Eddy Bevers, bourgmestre de Willebroek, ne s’est plus fait couper les cheveux depuis mars. Il s’était engagé à ne plus se rendre chez le coiffeur tant que la crise sanitaire ne serait pas terminée. Il a qualifié ce pari de « petite folie », histoire de rendre cette période un rien moins morose. C’est ainsi que l’élu N-VA s’est présenté, le cheveu luxuriant tombant jusqu’aux épaules, face à la presse internationale. Mais s’il n’a pas eu l’air convaincant en disant qu’il avait annulé le couvre-feu local de son propre chef, ce n’est pas à cause de sa chevelure.
Exception en Flandre
Ce couvre-feu à 22h, il l’avait imposé quatre jours auparavant, alors que partout en Flandre, il était possible de se déplacer librement jusqu’à minuit. Ce n’est que dans le centre de Willebroek que les résidents devaient rentrer chez eux avant 22h. Certes, à Bruxelles et en Wallonie, le couvre-feu est aussi fixé à 22h, mais à Willebroek, le couvre-feu ne concernait pas le coronavirus. Il concernait des bandes de jeunes qui traînaient dans la rue, qui avaient causé des troubles et qui s’étaient montrés agressifs face à la police et au bourgmestre.
Sonnette d’alarme
Cette décision avait valu à la Commune une volée de bois vert. Les constitutionnalistes y voyaient, en effet, un bel exemple de pente glissante : en acceptant un couvre-feu contre la propagation du coronavirus, nous ouvrons la porte à d’autres applications du couvre-feu, notamment à de simples fins de maintien de l’ordre, ce qui s’avérerait antidémocratique. Les constitutionnalistes avaient déjà tiré la sonnette d’alarme lorsque, pour la première fois, un couvre-feu avait été imposé fin juillet dans la province d’Anvers.
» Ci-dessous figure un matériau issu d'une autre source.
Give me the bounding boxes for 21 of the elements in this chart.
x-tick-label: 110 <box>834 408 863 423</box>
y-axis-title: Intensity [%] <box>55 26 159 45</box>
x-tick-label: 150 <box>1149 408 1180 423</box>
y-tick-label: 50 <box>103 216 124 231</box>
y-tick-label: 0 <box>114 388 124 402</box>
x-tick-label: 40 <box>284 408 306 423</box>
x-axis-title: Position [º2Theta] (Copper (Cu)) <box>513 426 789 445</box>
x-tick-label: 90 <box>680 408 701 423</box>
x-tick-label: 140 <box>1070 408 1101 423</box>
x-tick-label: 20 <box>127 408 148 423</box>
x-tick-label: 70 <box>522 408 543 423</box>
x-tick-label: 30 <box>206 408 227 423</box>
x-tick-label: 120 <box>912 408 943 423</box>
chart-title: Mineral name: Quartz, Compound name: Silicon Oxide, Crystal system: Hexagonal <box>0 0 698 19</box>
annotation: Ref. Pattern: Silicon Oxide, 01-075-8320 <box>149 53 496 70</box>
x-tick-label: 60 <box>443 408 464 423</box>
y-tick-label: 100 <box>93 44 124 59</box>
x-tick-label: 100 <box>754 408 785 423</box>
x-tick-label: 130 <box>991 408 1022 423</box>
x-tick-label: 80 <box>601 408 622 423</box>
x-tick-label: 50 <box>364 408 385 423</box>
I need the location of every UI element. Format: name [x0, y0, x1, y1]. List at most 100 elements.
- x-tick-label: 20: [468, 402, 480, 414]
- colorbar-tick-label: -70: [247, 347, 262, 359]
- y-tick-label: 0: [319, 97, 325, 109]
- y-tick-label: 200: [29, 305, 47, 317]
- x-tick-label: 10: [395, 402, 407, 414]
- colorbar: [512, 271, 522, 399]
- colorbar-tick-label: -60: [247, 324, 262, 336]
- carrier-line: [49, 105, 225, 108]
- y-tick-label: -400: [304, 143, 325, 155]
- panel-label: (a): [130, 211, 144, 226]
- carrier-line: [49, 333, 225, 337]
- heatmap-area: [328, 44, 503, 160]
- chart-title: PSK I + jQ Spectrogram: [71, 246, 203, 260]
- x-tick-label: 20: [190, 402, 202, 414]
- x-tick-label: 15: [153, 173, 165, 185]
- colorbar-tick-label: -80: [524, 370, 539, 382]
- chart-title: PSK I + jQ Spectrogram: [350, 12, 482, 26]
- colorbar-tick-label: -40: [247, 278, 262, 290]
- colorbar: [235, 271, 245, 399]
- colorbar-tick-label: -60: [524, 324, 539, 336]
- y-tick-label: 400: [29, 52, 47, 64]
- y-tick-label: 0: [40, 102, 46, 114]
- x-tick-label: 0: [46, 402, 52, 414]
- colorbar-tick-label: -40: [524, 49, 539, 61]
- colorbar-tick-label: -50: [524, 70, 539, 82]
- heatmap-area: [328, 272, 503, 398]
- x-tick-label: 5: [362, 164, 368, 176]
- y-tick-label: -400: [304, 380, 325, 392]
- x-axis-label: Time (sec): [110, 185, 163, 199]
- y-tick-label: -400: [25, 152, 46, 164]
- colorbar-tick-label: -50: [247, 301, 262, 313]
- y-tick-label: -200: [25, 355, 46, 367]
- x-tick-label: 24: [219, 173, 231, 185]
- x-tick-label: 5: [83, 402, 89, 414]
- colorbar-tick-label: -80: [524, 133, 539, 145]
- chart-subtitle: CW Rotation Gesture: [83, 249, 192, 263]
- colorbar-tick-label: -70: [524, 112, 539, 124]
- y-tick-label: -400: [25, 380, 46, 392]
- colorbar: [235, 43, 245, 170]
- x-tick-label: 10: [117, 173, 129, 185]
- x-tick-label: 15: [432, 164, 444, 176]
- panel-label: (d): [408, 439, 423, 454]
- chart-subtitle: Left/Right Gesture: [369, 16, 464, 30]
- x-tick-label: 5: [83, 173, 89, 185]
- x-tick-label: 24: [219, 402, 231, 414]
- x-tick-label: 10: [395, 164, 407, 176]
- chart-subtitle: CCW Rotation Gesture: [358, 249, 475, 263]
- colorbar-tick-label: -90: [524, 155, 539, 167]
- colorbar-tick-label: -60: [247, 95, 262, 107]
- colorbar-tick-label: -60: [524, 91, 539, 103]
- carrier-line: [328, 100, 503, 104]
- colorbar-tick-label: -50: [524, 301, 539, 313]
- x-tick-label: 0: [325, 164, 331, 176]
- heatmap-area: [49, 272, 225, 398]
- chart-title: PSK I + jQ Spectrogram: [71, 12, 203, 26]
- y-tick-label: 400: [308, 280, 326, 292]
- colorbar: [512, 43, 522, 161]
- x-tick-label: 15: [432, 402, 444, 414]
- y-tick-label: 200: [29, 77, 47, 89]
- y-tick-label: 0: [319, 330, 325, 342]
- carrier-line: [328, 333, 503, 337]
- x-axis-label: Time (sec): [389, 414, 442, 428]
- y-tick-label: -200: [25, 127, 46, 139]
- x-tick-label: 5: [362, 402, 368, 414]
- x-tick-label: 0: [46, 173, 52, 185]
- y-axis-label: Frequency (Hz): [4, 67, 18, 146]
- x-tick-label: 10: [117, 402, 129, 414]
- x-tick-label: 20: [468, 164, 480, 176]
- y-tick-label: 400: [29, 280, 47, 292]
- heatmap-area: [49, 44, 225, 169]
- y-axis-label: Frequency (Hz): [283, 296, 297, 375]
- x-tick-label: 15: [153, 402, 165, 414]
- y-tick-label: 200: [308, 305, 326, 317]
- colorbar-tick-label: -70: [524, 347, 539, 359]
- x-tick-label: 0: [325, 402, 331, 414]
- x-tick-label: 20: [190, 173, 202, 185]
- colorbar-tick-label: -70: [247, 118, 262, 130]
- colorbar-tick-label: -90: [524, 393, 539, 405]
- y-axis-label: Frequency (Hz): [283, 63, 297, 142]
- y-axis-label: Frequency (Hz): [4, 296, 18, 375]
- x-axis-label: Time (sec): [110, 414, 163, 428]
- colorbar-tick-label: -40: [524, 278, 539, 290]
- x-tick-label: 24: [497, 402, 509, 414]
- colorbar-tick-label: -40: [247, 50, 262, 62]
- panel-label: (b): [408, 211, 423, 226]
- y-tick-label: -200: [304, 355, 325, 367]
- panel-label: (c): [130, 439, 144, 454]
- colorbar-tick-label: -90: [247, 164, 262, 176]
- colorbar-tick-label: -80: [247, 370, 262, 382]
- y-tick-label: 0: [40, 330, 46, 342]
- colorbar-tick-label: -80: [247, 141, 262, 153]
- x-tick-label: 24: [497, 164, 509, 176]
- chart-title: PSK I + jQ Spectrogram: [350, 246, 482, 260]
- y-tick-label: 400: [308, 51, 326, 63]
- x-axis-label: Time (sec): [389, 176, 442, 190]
Bien sûr, ils exagéraient : dans notre pays comme à l’étranger, on avait déjà accepté qu’une limitation de nos libertés pendant la nuit pouvait constituer une mesure proportionnelle à l’ampleur de la crise sanitaire, malgré les sacrifices que cela représente pour la société. Il avait également été admis que les autres solutions, comme l’interdiction des rassemblements, n’étaient pas aussi efficaces. Mais comme le dit la Constitution, une mesure aussi drastique qu’une privation de liberté doit être proportionnelle au problème et ne peut être prise qu’en dernier recours, lorsqu’il n’existe aucune alternative moins radicale.
Décision indéfendable
Le bourgmestre de Willebroek, lui, a franchi un pas qui rend sa décision indéfendable. Les pressions politiques qui ont suivi furent rapides, et c’est une bonne chose qu’il ait tiré les conclusions qui s’imposaient, même s’il n’a pas voulu l’admettre de vive voix. Il a dû compter sur l’aide du ministre flamand Bart Somers, qui a déclaré que l’agression des policiers à Willebroek était encore pire que celle d’Ixelles, qui avait déjà fait beaucoup de bruit. Autrement dit, le problème est bel et bien sérieux. Nul ne conteste que les agents de police doivent pouvoir pratiquer leur métier sans avoir peur pour leur peau. Mais il y a d’autres méthodes que de d’assigner à résidence tous les soirs des milliers de citoyens.